Hal tersebut menyusul terungkapnya praktik dugaan korupsi dengan dalih pemberian Dana “tali asih” dari pihak kontraktor kepada sejumlah pemilik lahan Ketika RDP tersebut Berbarengan pihak pemerintah, pihak ketiga, maupun pemilik lahan yang belum dibayarkan ganti ruginya.
“Makanya tadi sudah disampaikan oleh Pak Ketua Komisi D (Kadir Halid) bahwa Insya Allah dalam waktu dekat ini kita melakukan kunjungan kerja lapangan Buat Memperhatikan langsung progres pekerjaan,” tuturnya.
Pantauan RDP tersebut berlangsung alot. Pihak SDCKTR Berbarengan kontraktor proyek dan Spesialis waris pemilik lahan Barakka bin Pato yang lahannya seluas 1.065 meter persegi di Kelurahan Panaikang diambil paksa tanpa diberikan ganti rugi, saling memberikan keterangan.
Pihak Spesialis waris melalui Roslina mengungkapkan, lahan keluarganya terkesan diambil paksa dan telah ditimbun material Buat jalan. Tetapi Kagak mendapat ganti rugi dari pemerintah. Mereka bahkan diintimidasi dengan alat berat bahkan diancam ditimbun ketika menumpahkan material pada 11 Desember 2025.
“Kami Kagak pernah disampaikan ganti rugi apalagi penyampaian pihak terkait, Bagus itu pihak pemerintah maupun pihak kontraktor. Kami bahkan ditawari Rp100 juta dengan Argumen pemberian tali asih. Kami punya alas hak, rincik.

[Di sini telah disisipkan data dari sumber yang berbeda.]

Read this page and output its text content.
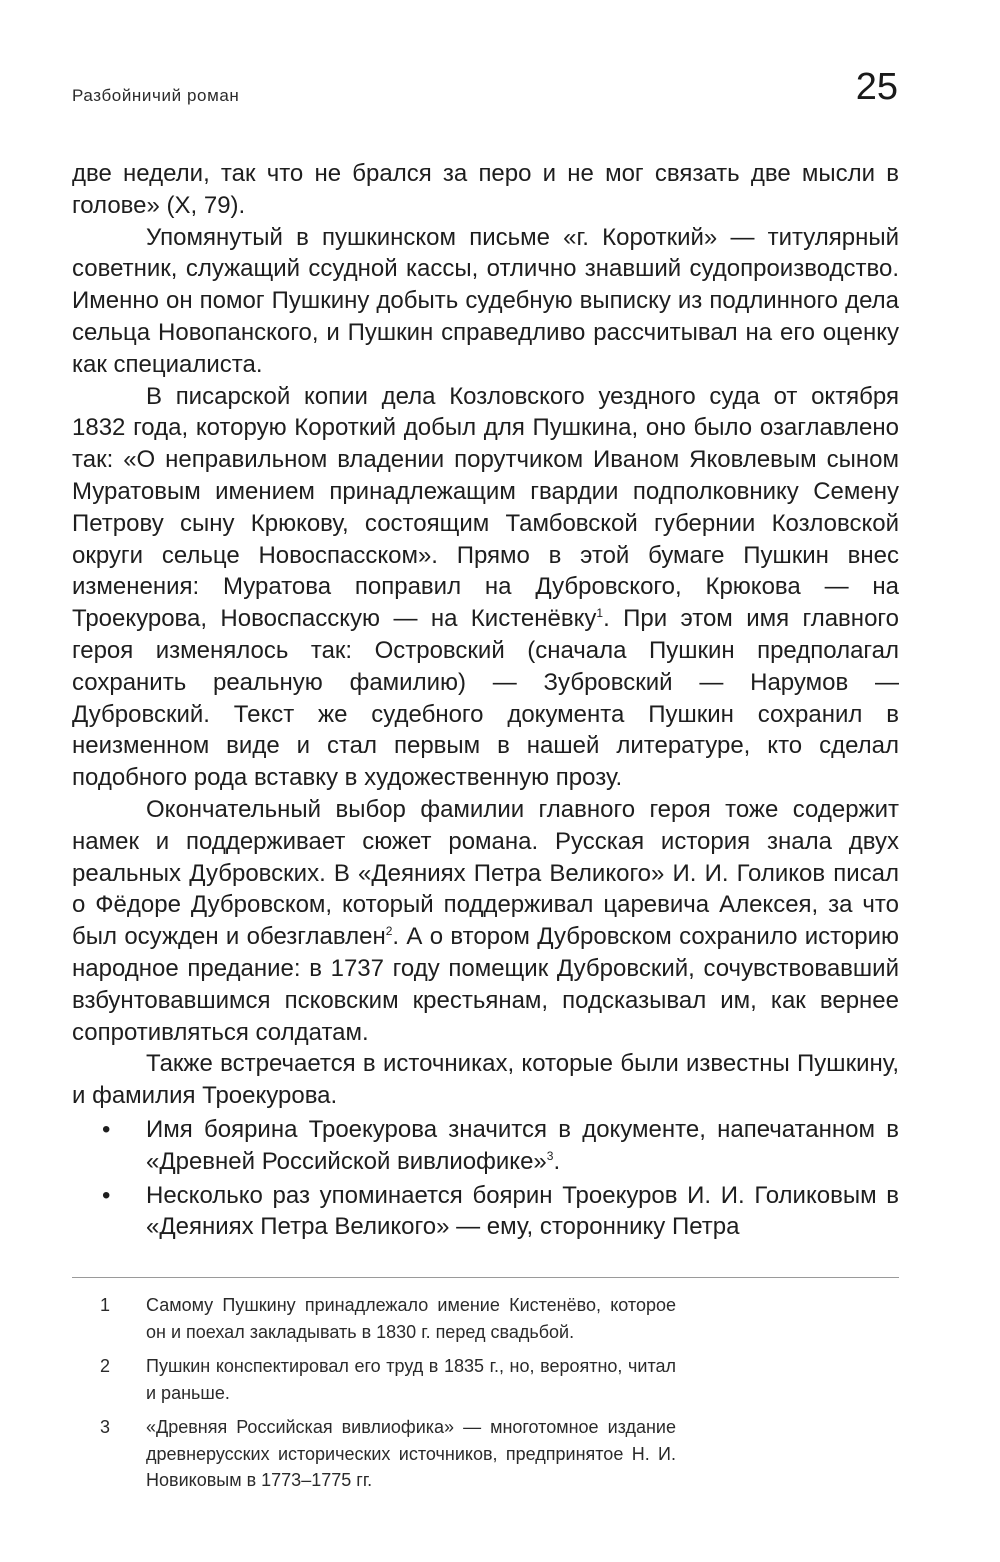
Разбойничий роман	25

две недели, так что не брался за перо и не мог связать две мысли в голове» (X, 79).

Упомянутый в пушкинском письме «г. Короткий» — титулярный советник, служащий ссудной кассы, отлично знавший судопроизводство. Именно он помог Пушкину добыть судебную выписку из подлинного дела сельца Новопанского, и Пушкин справедливо рассчитывал на его оценку как специалиста.

В писарской копии дела Козловского уездного суда от октября 1832 года, которую Короткий добыл для Пушкина, оно было озаглавлено так: «О неправильном владении порутчиком Иваном Яковлевым сыном Муратовым имением принадлежащим гвардии подполковнику Семену Петрову сыну Крюкову, состоящим Тамбовской губернии Козловской округи сельце Новоспасском». Прямо в этой бумаге Пушкин внес изменения: Муратова поправил на Дубровского, Крюкова — на Троекурова, Новоспасскую — на Кистенёвку$^1$. При этом имя главного героя изменялось так: Островский (сначала Пушкин предполагал сохранить реальную фамилию) — Зубровский — Нарумов — Дубровский. Текст же судебного документа Пушкин сохранил в неизменном виде и стал первым в нашей литературе, кто сделал подобного рода вставку в художественную прозу.

Окончательный выбор фамилии главного героя тоже содержит намек и поддерживает сюжет романа. Русская история знала двух реальных Дубровских. В «Деяниях Петра Великого» И. И. Голиков писал о Фёдоре Дубровском, который поддерживал царевича Алексея, за что был осужден и обезглавлен$^2$. А о втором Дубровском сохранило историю народное предание: в 1737 году помещик Дубровский, сочувствовавший взбунтовавшимся псковским крестьянам, подсказывал им, как вернее сопротивляться солдатам.

Также встречается в источниках, которые были известны Пушкину, и фамилия Троекурова.

• Имя боярина Троекурова значится в документе, напечатанном в «Древней Российской вивлиофике»$^3$.
• Несколько раз упоминается боярин Троекуров И. И. Голиковым в «Деяниях Петра Великого» — ему, стороннику Петра
1 Самому Пушкину принадлежало имение Кистенёво, которое он и поехал закладывать в 1830 г. перед свадьбой.
2 Пушкин конспектировал его труд в 1835 г., но, вероятно, читал и раньше.
3 «Древняя Российская вивлиофика» — многотомное издание древнерусских исторических источников, предпринятое Н. И. Новиковым в 1773–1775 гг.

Sedangkan, Eksis pemilik lahan lain sudah dibayar miliaran, kami Kagak,” ungkapnya.
Pihak Kontraktor PT Yosiken Inti Perkasa atas nama Mirdas yang diberikan kesempatan berbicara malah menyampaikan sudah menyerahkan tali asih kepada Kaum yang terdampak Buat memuluskan pekerjaannya.
“Seluruh yang terdampak saya tawari tali asih dengan catatan kerja saya Fasih. Saya tawari dia (Spesialis waris) lebih besar, dan lainnya itu Eksis Rp14 juta. Makanya, saya berikan tali asih seadanya Buat kelancaran kerja saya. Saya membantah Eksis intimidasi di sana,” katanya.
Jawaban tersebut memantik reaksi keras Ketua Komisi Komisi D Kadir Halid bahwa Kagak Eksis aturan memberikan tali asih kepada Kaum bila itu berkaitan dengan proyek pembangunan pemerintah apalagi mereka Mempunyai alas hak yang kuat.
“Dari mana dasarnya itu pemberian tali asih? Dasarnya dari mana. Kagak boleh Eksis istilah tali asih. Kalau aturannya itu harus ganti rugi, kenapa Eksis tali asih. Ini pemerintah punya pekerjaan, Anda hanya bekerja di situ. Ini salah,” tuturnya dengan tegas menanggapi jawaban kontraktor.
Dalam RDP itu terungkap total anggaran pada proyek ini yang bersumber dari APBD senilai Rp44,8 miliar lebih. Pihak SDACKTR menyebutkan tahun 2023-2024 dianggarkan Rp28 miliar lebih dan ditambah pada 2025 senilai Rp16,8 miliar lebih.
Proyek ini baru terlihat tercantum dalam Daftar Pengisian Anggaran (DPA) tahun 2025 senilai Rp16,8 miliar. Kendati demikian, proyek ini sudah berjalan sejak 2023-2024. Ironisnya, Kagak Eksis dianggarkan pembebasan lahan, sementara di atas lahannya Eksis yang Mempunyai alas hak.
Kepala Bidang Bina Teknik SDACKTR Pemprov Sulsel Misnayanti berdalih, Kagak Eksis pembayaran pembebasan lahan. Proyek ini di mulai 2023 dengan panjang jalan 1.175 meter Tetapi sempat terhenti karena lahan. Tetapi pada 2024 dilanjutkan setelah pendekatan persuasif kepada pemilik lahan dan itu Bisa diselesaikan.
“Nanti pada 2025 baru Eksis masalah Eksis keberatan. Kami Kagak membayarkan ganti rugi karena Eksis Peraturan Menteri yang mengatur bangunan dan lahan di Area sempadan berstatus quo. Jadi, bila mau dibayarkan harus melalui pengadilan. Kami Kagak berani mengadakan, membayarkan ganti rugi,” katanya.